Determining net present value
Once all of the above analysis is complete, the valuation is a simple matter of taking the net present value at market launch and then discounting it back through the decision tree and deducting the present value of the clinical trial costs as you go. Because the biggest risk has been directly quantified using the clinical trial probability of success, we use a more typical discount rate.
Reasonableness check on conclusions
As a reasonableness check on the value conclusion, it is helpful to apply one or more market approaches to value. In order for the market approach to be useful, the comparable deals should be as similar as possible to the subject of the valuation. Factors to consider in determining similarity include: stage of clinical development, disease target, status of intellectual property and other products in development.

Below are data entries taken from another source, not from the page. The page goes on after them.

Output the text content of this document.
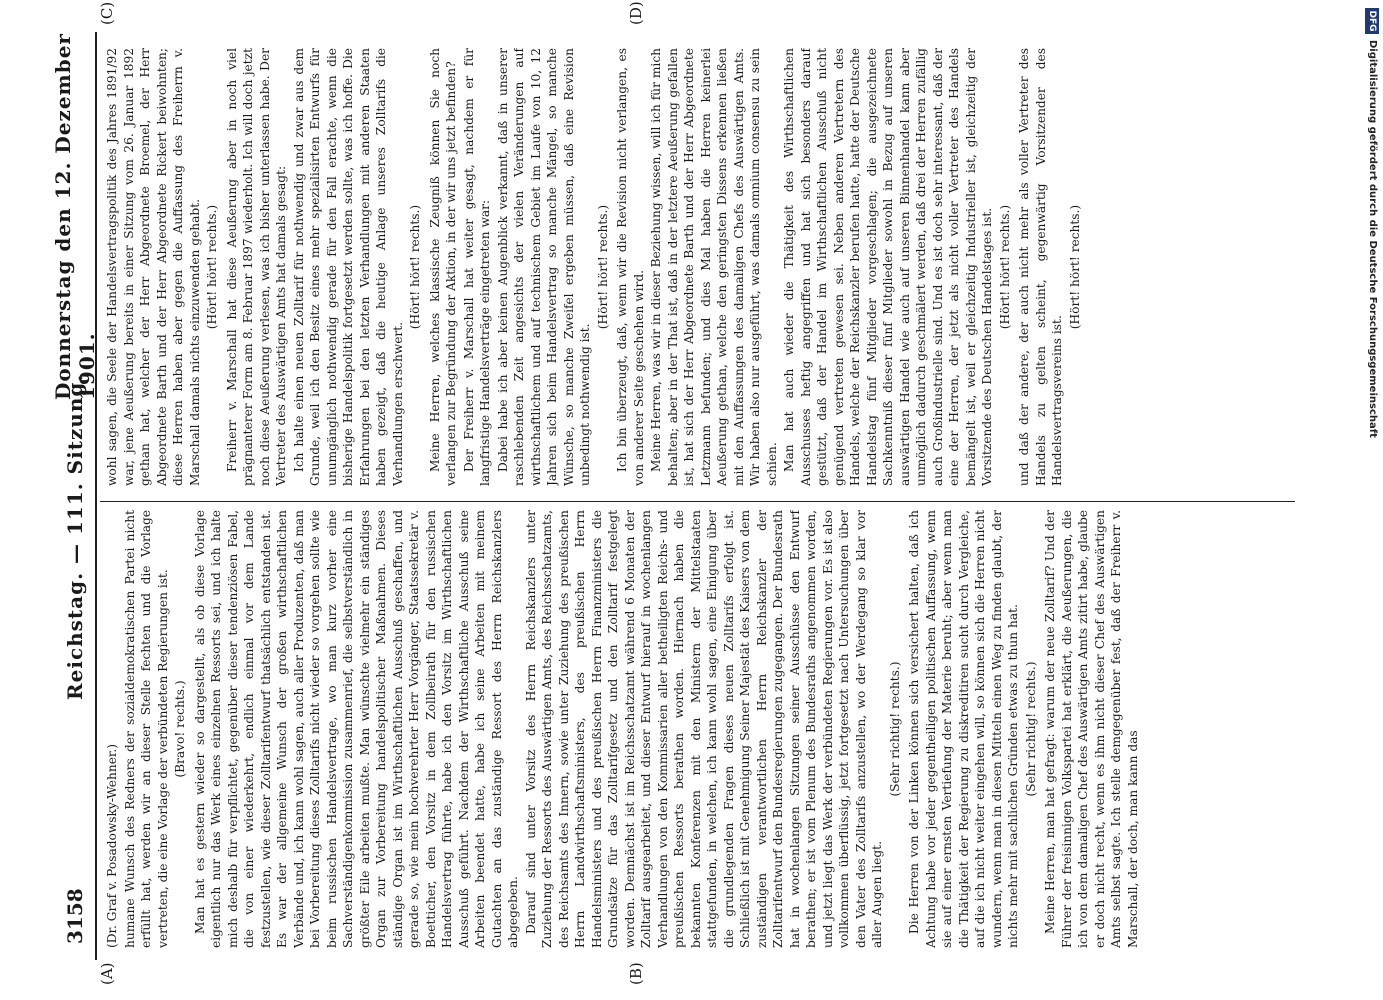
3158
Reichstag. — 111. Sitzung.
Donnerstag den 12. Dezember 1901.
(A)	(B)
(C)	(D)

(Dr. Graf v. Posadowsky-Wehner.) humane Wunsch des Redners der sozialdemokratischen Partei nicht erfüllt hat, werden wir an dieser Stelle fechten und die Vorlage vertreten, die eine Vorlage der verbündeten Regierungen ist. (Bravo! rechts.) Man hat es gestern wieder so dargestellt, als ob diese Vorlage eigentlich nur das Werk eines einzelnen Ressorts sei, und ich halte mich deshalb für verpflichtet, gegenüber dieser tendenziösen Fabel, die von einer wiederkehrt, endlich einmal vor dem Lande festzustellen, wie dieser Zolltarifentwurf thatsächlich entstanden ist. Es war der allgemeine Wunsch der großen wirthschaftlichen Verbände und, ich kann wohl sagen, auch aller Produzenten, daß man bei Vorbereitung dieses Zolltarifs nicht wieder so vorgehen sollte wie beim russischen Handelsvertrage, wo man kurz vorher eine Sachverständigenkommission zusammenrief, die selbstverständlich in größter Eile arbeiten mußte. Man wünschte vielmehr ein ständiges Organ zur Vorbereitung handelspolitischer Maßnahmen. Dieses ständige Organ ist im Wirthschaftlichen Ausschuß geschaffen, und gerade so, wie mein hochverehrter Herr Vorgänger, Staatssekretär v. Boetticher, den Vorsitz in dem Zollbeirath für den russischen Handelsvertrag führte, habe ich den Vorsitz im Wirthschaftlichen Ausschuß geführt. Nachdem der Wirthschaftliche Ausschuß seine Arbeiten beendet hatte, habe ich seine Arbeiten mit meinem Gutachten an das zuständige Ressort des Herrn Reichskanzlers abgegeben. Darauf sind unter Vorsitz des Herrn Reichskanzlers unter Zuziehung der Ressorts des Auswärtigen Amts, des Reichsschatzamts, des Reichsamts des Innern, sowie unter Zuziehung des preußischen Herrn Landwirthschaftsministers, des preußischen Herrn Handelsministers und des preußischen Herrn Finanzministers die Grundsätze für das Zolltarifgesetz und den Zolltarif festgelegt worden. Demnächst ist im Reichsschatzamt während 6 Monaten der Zolltarif ausgearbeitet, und dieser Entwurf hierauf in wochenlangen Verhandlungen von den Kommissarien aller betheiligten Reichs- und preußischen Ressorts berathen worden. Hiernach haben die bekannten Konferenzen mit den Ministern der Mittelstaaten stattgefunden, in welchen, ich kann wohl sagen, eine Einigung über die grundlegenden Fragen dieses neuen Zolltarifs erfolgt ist. Schließlich ist mit Genehmigung Seiner Majestät des Kaisers von dem zuständigen verantwortlichen Herrn Reichskanzler der Zolltarifentwurf den Bundesregierungen zugegangen. Der Bundesrath hat in wochenlangen Sitzungen seiner Ausschüsse den Entwurf berathen; er ist vom Plenum des Bundesraths angenommen worden, und jetzt liegt das Werk der verbündeten Regierungen vor. Es ist also vollkommen überflüssig, jetzt fortgesetzt nach Untersuchungen über den Vater des Zolltarifs anzustellen, wo der Werdegang so klar vor aller Augen liegt.

(Sehr richtig! rechts.) Die Herren von der Linken können sich versichert halten, daß ich Achtung habe vor jeder gegentheiligen politischen Auffassung, wenn sie auf einer ernsten Vertiefung der Materie beruht; aber wenn man die Thätigkeit der Regierung zu diskreditiren sucht durch Vergleiche, auf die ich nicht weiter eingehen will, so können sich die Herren nicht wundern, wenn man in diesen Mitteln einen Weg zu finden glaubt, der nichts mehr mit sachlichen Gründen etwas zu thun hat. (Sehr richtig! rechts.) Meine Herren, man hat gefragt: warum der neue Zolltarif? Und der Führer der freisinnigen Volkspartei hat erklärt, die Aeußerungen, die ich von dem damaligen Chef des Auswärtigen Amts zitirt habe, glaube er doch nicht recht, wenn es ihm nicht dieser Chef des Auswärtigen Amts selbst sagte. Ich stelle demgegenüber fest, daß der Freiherr v. Marschall, der doch, man kann das

wohl sagen, die Seele der Handelsvertragspolitik des Jahres 1891/92 war, jene Aeußerung bereits in einer Sitzung vom 26. Januar 1892 gethan hat, welcher der Herr Abgeordnete Broemel, der Herr Abgeordnete Barth und der Herr Abgeordnete Rickert beiwohnten; diese Herren haben aber gegen die Auffassung des Freiherrn v. Marschall damals nichts einzuwenden gehabt. (Hört! hört! rechts.) Freiherr v. Marschall hat diese Aeußerung aber in noch viel prägnanterer Form am 8. Februar 1897 wiederholt. Ich will doch jetzt noch diese Aeußerung verlesen, was ich bisher unterlassen habe. Der Vertreter des Auswärtigen Amts hat damals gesagt: Ich halte einen neuen Zolltarif für nothwendig und zwar aus dem Grunde, weil ich den Besitz eines mehr spezialisirten Entwurfs für unumgänglich nothwendig gerade für den Fall erachte, wenn die bisherige Handelspolitik fortgesetzt werden sollte, was ich hoffe. Die Erfahrungen bei den letzten Verhandlungen mit anderen Staaten haben gezeigt, daß die heutige Anlage unseres Zolltarifs die Verhandlungen erschwert.

(Hört! hört! rechts.) Meine Herren, welches klassische Zeugniß können Sie noch verlangen zur Begründung der Aktion, in der wir uns jetzt befinden? Der Freiherr v. Marschall hat weiter gesagt, nachdem er für langfristige Handelsverträge eingetreten war: Dabei habe ich aber keinen Augenblick verkannt, daß in unserer raschlebenden Zeit angesichts der vielen Veränderungen auf wirthschaftlichem und auf technischem Gebiet im Laufe von 10, 12 Jahren sich beim Handelsvertrag so manche Mängel, so manche Wünsche, so manche Zweifel ergeben müssen, daß eine Revision unbedingt nothwendig ist.

(Hört! hört! rechts.) Ich bin überzeugt, daß, wenn wir die Revision nicht verlangen, es von anderer Seite geschehen wird. Meine Herren, was wir in dieser Beziehung wissen, will ich für mich behalten; aber in der That ist, daß in der letztere Aeußerung gefallen ist, hat sich der Herr Abgeordnete Barth und der Herr Abgeordnete Letzmann befunden; und dies Mal haben die Herren keinerlei Aeußerung gethan, welche den geringsten Dissens erkennen ließen mit den Auffassungen des damaligen Chefs des Auswärtigen Amts. Wir haben also nur ausgeführt, was damals omnium consensu zu sein schien. Man hat auch wieder die Thätigkeit des Wirthschaftlichen Ausschusses heftig angegriffen und hat sich besonders darauf gestützt, daß der Handel im Wirthschaftlichen Ausschuß nicht genügend vertreten gewesen sei. Neben anderen Vertretern des Handels, welche der Reichskanzler berufen hatte, hatte der Deutsche Handelstag fünf Mitglieder vorgeschlagen; die ausgezeichnete Sachkenntniß dieser fünf Mitglieder sowohl in Bezug auf unseren auswärtigen Handel wie auch auf unseren Binnenhandel kann aber unmöglich dadurch geschmälert werden, daß drei der Herren zufällig auch Großindustrielle sind. Und es ist doch sehr interessant, daß der eine der Herren, der jetzt als nicht voller Vertreter des Handels bemängelt ist, weil er gleichzeitig Industrieller ist, gleichzeitig der Vorsitzende des Deutschen Handelstages ist. (Hört! hört! rechts.) und daß der andere, der auch nicht mehr als voller Vertreter des Handels zu gelten scheint, gegenwärtig Vorsitzender des Handelsvertragsvereins ist.

(Hört! hört! rechts.)

DFG
Digitalisierung gefördert durch die Deutsche Forschungsgemeinschaft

The following is a very brief summary of four market approaches that are used by biotechnology analysts:
Comparable Licensing Transactions – the present value of the up-front payments, milestone payments and expected royalties is calculated as an estimate of value.
Comparable Venture Capital Transactions – implied pre-money valuations are calculated based on dollars invested and percentage of company received by VC fund.
Mergers & Acquisitions – implied valuations of acquired companies.
Stock Market – implied technology values – market cap less net assets.
At Deloitte, we have found that the decision tree discounted cash flow method is often used as it reflects how the managers and investors in biotechnology companies assess their investments and manage their business.